It is one of the great sights on a great continent. In fact, you have not seen Africa until you have seen the confluence of of the White and Blue Nile.
Laying eyes on the meeting of the churning White and the smooth Blue gives meaning to the word arteriaL
A lone angler sits on the aquatically busy corner gently dipping his line into the water where the rivers converge, probably grateful that the Sudanese authorities have not done must to embellish this attraction.
An eight arch bridge nearby joins the capital with Omdurman across the White Nile. The troika of these two cities plus Bahri resemble a giant elephant with the river forming the trunk.
That is what Khartoum means in Arabic: elephant.
The island of Tuti fits in here somewhere – although residents of what amounts to the capital’s vegetable garden are legendary misfits.
Their antiquated water pumps thump noisily. They have refused government offers to replace them with new devices because they are suspicious that there might be strings attached.
They did not like the building of a bridge with the mainland – a gift from Turkey – which brought the first cars onto the island. So they fiercely oppose building hotels and villas.
They say: bLet the residents of the capital have their giant orange-squeezer shaped, Libyan-built Burj, the Hall of Friendship, which is one many Chinese expressions of gratitude for accessing virtually every drop of oil this country can pump, and other impressive pieces of cutting edge architecture. They will keep growing greens.
Sudan is still on Washington’s list of terrorist-sponsoring countries and subject to some US sanctions.
But like Cuba and Iran it is coming in from the cold.
The conventional wisdom is one should get into Cuba and Iran now, before the world does.
The same applies to Sudan.
My advice is take this Madhi-Kalmis-Ter-I tour before the marketing buffs get in.
Arabic is essential for business but English more than gets one buy in this country with a strong British colonial background .
Before you say: ah cricket! remember that the Brits were not here long enough to instill an appreciation of willow on leather.
The Mahdi rather spoiled things by sending his troops from Omdurman just across the river to fetch Gordon who was under siege in Khartoum trying to evacuate British troops and citizens.
The Mahdi’s men went totally off message and removed the British administrator’s head.
There is a brass plaque on the steps of the Presidential Palace indicating the site of this slaying.
I was not able to see it this time because chez Gordon has become the old palace – replaced by an impressive Chinese-built replica. Both old and new are now under security lockdown.
My rambling, slightly-foxed hotel on the banks of the Blue Nile was the first five-star establishment in Khartoum.
It has the same architect as Singapore’s famous Raffles. Don’t try walking into the bar and ordering a Sudanese Sling though. There is no bar is this very dry country.
And don’t trying walking into the fancy hotel next door because that is the headquarters in Sudan of the China National Petroleum Company.
My hotel has housed Queen Elizabeth II and Winston Churchill.

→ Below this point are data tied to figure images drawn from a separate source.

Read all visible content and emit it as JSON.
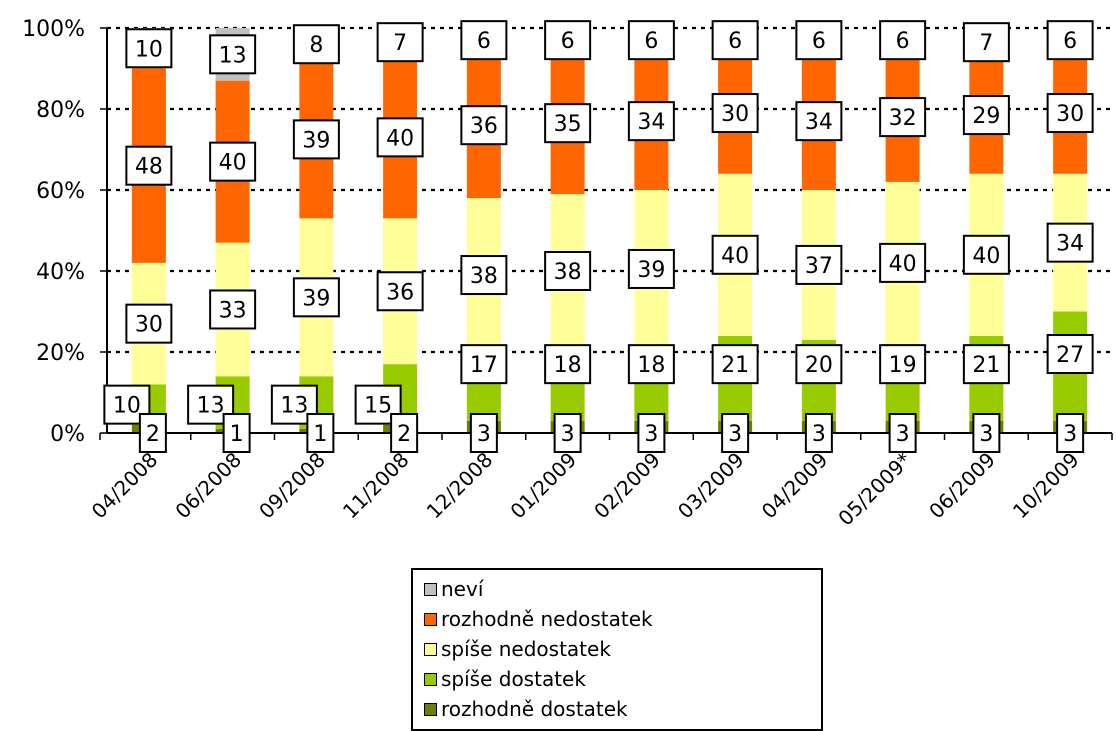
{
  "chart_data": {
    "type": "bar",
    "stacked": true,
    "normalized": true,
    "categories": [
      "04/2008",
      "06/2008",
      "09/2008",
      "11/2008",
      "12/2008",
      "01/2009",
      "02/2009",
      "03/2009",
      "04/2009",
      "05/2009*",
      "06/2009",
      "10/2009"
    ],
    "series": [
      {
        "name": "rozhodně dostatek",
        "color": "#6b7f00",
        "values": [
          2,
          1,
          1,
          2,
          3,
          3,
          3,
          3,
          3,
          3,
          3,
          3
        ]
      },
      {
        "name": "spíše dostatek",
        "color": "#99cc00",
        "values": [
          10,
          13,
          13,
          15,
          17,
          18,
          18,
          21,
          20,
          19,
          21,
          27
        ]
      },
      {
        "name": "spíše nedostatek",
        "color": "#ffff99",
        "values": [
          30,
          33,
          39,
          36,
          38,
          38,
          39,
          40,
          37,
          40,
          40,
          34
        ]
      },
      {
        "name": "rozhodně nedostatek",
        "color": "#ff6600",
        "values": [
          48,
          40,
          39,
          40,
          36,
          35,
          34,
          30,
          34,
          32,
          29,
          30
        ]
      },
      {
        "name": "neví",
        "color": "#c0c0c0",
        "values": [
          10,
          13,
          8,
          7,
          6,
          6,
          6,
          6,
          6,
          6,
          7,
          6
        ]
      }
    ],
    "yticks": [
      "0%",
      "20%",
      "40%",
      "60%",
      "80%",
      "100%"
    ],
    "ylim": [
      0,
      100
    ],
    "grid": "horizontal dotted",
    "legend_position": "bottom",
    "legend_order": [
      "neví",
      "rozhodně nedostatek",
      "spíše nedostatek",
      "spíše dostatek",
      "rozhodně dostatek"
    ]
  }
}
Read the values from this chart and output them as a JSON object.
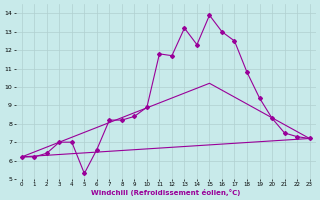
{
  "xlabel": "Windchill (Refroidissement éolien,°C)",
  "bg_color": "#c8eaea",
  "line_color": "#990099",
  "grid_color": "#b0d0d0",
  "xlim": [
    -0.5,
    23.5
  ],
  "ylim": [
    5,
    14.5
  ],
  "yticks": [
    5,
    6,
    7,
    8,
    9,
    10,
    11,
    12,
    13,
    14
  ],
  "xticks": [
    0,
    1,
    2,
    3,
    4,
    5,
    6,
    7,
    8,
    9,
    10,
    11,
    12,
    13,
    14,
    15,
    16,
    17,
    18,
    19,
    20,
    21,
    22,
    23
  ],
  "line1_x": [
    0,
    1,
    2,
    3,
    4,
    5,
    6,
    7,
    8,
    9,
    10,
    11,
    12,
    13,
    14,
    15,
    16,
    17,
    18,
    19,
    20,
    21,
    22,
    23
  ],
  "line1_y": [
    6.2,
    6.2,
    6.4,
    7.0,
    7.0,
    5.3,
    6.6,
    8.2,
    8.2,
    8.4,
    8.9,
    11.8,
    11.7,
    13.2,
    12.3,
    13.9,
    13.0,
    12.5,
    10.8,
    9.4,
    8.3,
    7.5,
    7.3,
    7.2
  ],
  "line2_x": [
    0,
    23
  ],
  "line2_y": [
    6.2,
    7.2
  ],
  "line3_x": [
    0,
    15,
    23
  ],
  "line3_y": [
    6.2,
    10.2,
    7.2
  ],
  "marker": "D",
  "markersize": 2,
  "linewidth": 0.8
}
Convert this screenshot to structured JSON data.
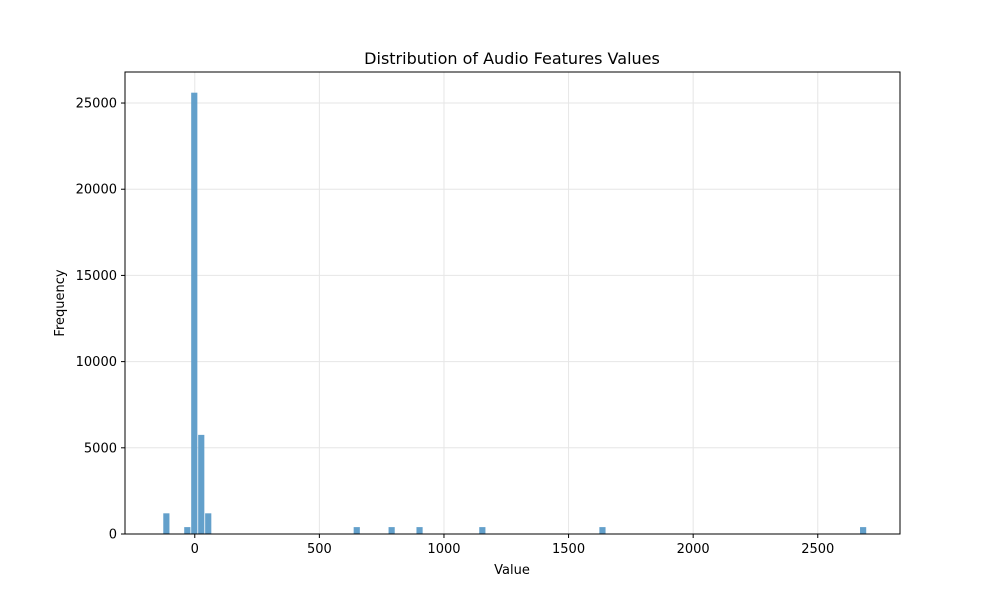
{
  "chart_data": {
    "type": "bar",
    "title": "Distribution of Audio Features Values",
    "xlabel": "Value",
    "ylabel": "Frequency",
    "xlim": [
      -280,
      2830
    ],
    "ylim": [
      0,
      26800
    ],
    "xticks": [
      0,
      500,
      1000,
      1500,
      2000,
      2500
    ],
    "yticks": [
      0,
      5000,
      10000,
      15000,
      20000,
      25000
    ],
    "grid": true,
    "bar_color": "#5b9bc8",
    "bin_width": 28,
    "bins": [
      {
        "x": -128,
        "count": 1200
      },
      {
        "x": -44,
        "count": 400
      },
      {
        "x": -16,
        "count": 25600
      },
      {
        "x": 12,
        "count": 5750
      },
      {
        "x": 40,
        "count": 1200
      },
      {
        "x": 636,
        "count": 400
      },
      {
        "x": 776,
        "count": 400
      },
      {
        "x": 888,
        "count": 400
      },
      {
        "x": 1140,
        "count": 400
      },
      {
        "x": 1622,
        "count": 400
      },
      {
        "x": 2668,
        "count": 400
      }
    ]
  }
}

It has also accommodated Thomas Cook which is ironic because foreign credit cards are not accepted in sanctions-hit Sudan.
My source on the famous guests is the editor of Sudan Vision. It is one of three English-language newspapers in this country.
Navigating the convoluted contents confirms the harsh reality that because the King’s tongue is indeed the second most spoken language on the globe does not mean it is always delivered as she should be.